On Thu, Jul 27, 2006 at 12:47:46AM +0200, Jens E. wrote:

Hello,

I’d like to calculate the complex dot product with GNU Radio.

Is there a way to do it faster that this? This correlation takes
“ages”…

You can probably repurpose the existing gr_fir_ccc.h code.
It doesn’t apply the conjugate, so you’ll need to work that into your
b values. If you use gr_fir_ccc.h, you’ll get hand-coded SIMD
assembler on x86 and x86-64, and generic C++ code on the rest.

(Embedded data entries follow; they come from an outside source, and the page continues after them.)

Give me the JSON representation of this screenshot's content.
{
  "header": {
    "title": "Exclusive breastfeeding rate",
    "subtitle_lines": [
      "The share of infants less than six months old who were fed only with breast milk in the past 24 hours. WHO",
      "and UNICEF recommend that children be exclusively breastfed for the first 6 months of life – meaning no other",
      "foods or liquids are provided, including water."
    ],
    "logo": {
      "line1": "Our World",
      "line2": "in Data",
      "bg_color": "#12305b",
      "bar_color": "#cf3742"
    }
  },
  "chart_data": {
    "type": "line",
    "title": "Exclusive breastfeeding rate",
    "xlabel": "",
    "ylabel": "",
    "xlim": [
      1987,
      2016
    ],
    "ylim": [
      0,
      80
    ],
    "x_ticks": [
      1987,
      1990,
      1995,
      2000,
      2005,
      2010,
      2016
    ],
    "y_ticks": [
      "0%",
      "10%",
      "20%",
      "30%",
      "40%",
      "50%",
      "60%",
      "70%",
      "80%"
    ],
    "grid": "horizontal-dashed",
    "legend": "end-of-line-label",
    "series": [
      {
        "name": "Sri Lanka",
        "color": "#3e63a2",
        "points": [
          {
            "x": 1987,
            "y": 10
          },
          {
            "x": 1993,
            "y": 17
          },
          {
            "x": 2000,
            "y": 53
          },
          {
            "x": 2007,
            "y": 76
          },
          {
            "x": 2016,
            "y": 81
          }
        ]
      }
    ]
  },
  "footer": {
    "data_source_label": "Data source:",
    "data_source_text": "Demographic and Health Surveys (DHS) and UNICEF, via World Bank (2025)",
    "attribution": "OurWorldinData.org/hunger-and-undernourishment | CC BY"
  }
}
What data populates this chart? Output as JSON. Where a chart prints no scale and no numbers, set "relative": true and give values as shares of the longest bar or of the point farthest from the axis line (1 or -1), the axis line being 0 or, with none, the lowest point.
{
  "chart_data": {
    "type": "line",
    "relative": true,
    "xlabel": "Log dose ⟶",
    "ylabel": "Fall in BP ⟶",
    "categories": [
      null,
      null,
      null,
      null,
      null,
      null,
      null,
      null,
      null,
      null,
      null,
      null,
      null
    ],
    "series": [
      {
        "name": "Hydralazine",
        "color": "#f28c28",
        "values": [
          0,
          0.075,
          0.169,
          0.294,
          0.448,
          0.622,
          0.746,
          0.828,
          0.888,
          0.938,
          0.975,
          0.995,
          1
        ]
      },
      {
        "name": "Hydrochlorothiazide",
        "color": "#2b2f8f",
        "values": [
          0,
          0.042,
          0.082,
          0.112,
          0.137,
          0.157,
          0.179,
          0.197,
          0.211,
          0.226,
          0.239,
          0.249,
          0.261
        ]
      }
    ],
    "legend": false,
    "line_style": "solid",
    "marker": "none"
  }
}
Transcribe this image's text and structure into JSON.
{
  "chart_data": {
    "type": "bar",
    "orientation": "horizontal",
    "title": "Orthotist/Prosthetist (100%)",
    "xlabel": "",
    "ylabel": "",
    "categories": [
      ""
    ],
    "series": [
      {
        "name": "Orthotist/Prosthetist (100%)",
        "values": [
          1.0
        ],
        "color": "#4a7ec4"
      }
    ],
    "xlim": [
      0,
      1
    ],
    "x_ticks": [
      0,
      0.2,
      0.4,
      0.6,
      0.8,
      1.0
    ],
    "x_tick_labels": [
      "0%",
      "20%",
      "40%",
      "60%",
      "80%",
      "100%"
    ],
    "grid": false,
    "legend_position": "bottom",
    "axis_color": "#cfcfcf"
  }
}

The set_taps operation is relatively expensive. For our purposes, we
expected it to be done infrequently. This allowed us to amortize the
cost of building multiple copies of the taps at different alignments.
This was required to take advantage of the 128-bit loads with SSE.

Eric

On Wed, Jul 26, 2006 at 11:08:25PM -0700, Eric B. wrote:

It doesn’t apply the conjugate, so you’ll need to work that into your
b values. If you use gr_fir_ccc.h, you’ll get hand-coded SIMD
assembler on x86 and x86-64, and generic C++ code on the rest.
Thanks, I’ll have a look at it.

The set_taps operation is relatively expensive. For our purposes, we
expected it to be done infrequently. This allowed us to amortize the
cost of building multiple copies of the taps at different alignments.
This was required to take advantage of the 128-bit loads with SSE.
I’m using guard interval cross correlation to synchronize the OFDM
frame and to estimate the frequency offset. The correlation code is
the bottle neck, and I guess anything will be faster than what I have
now.

Jens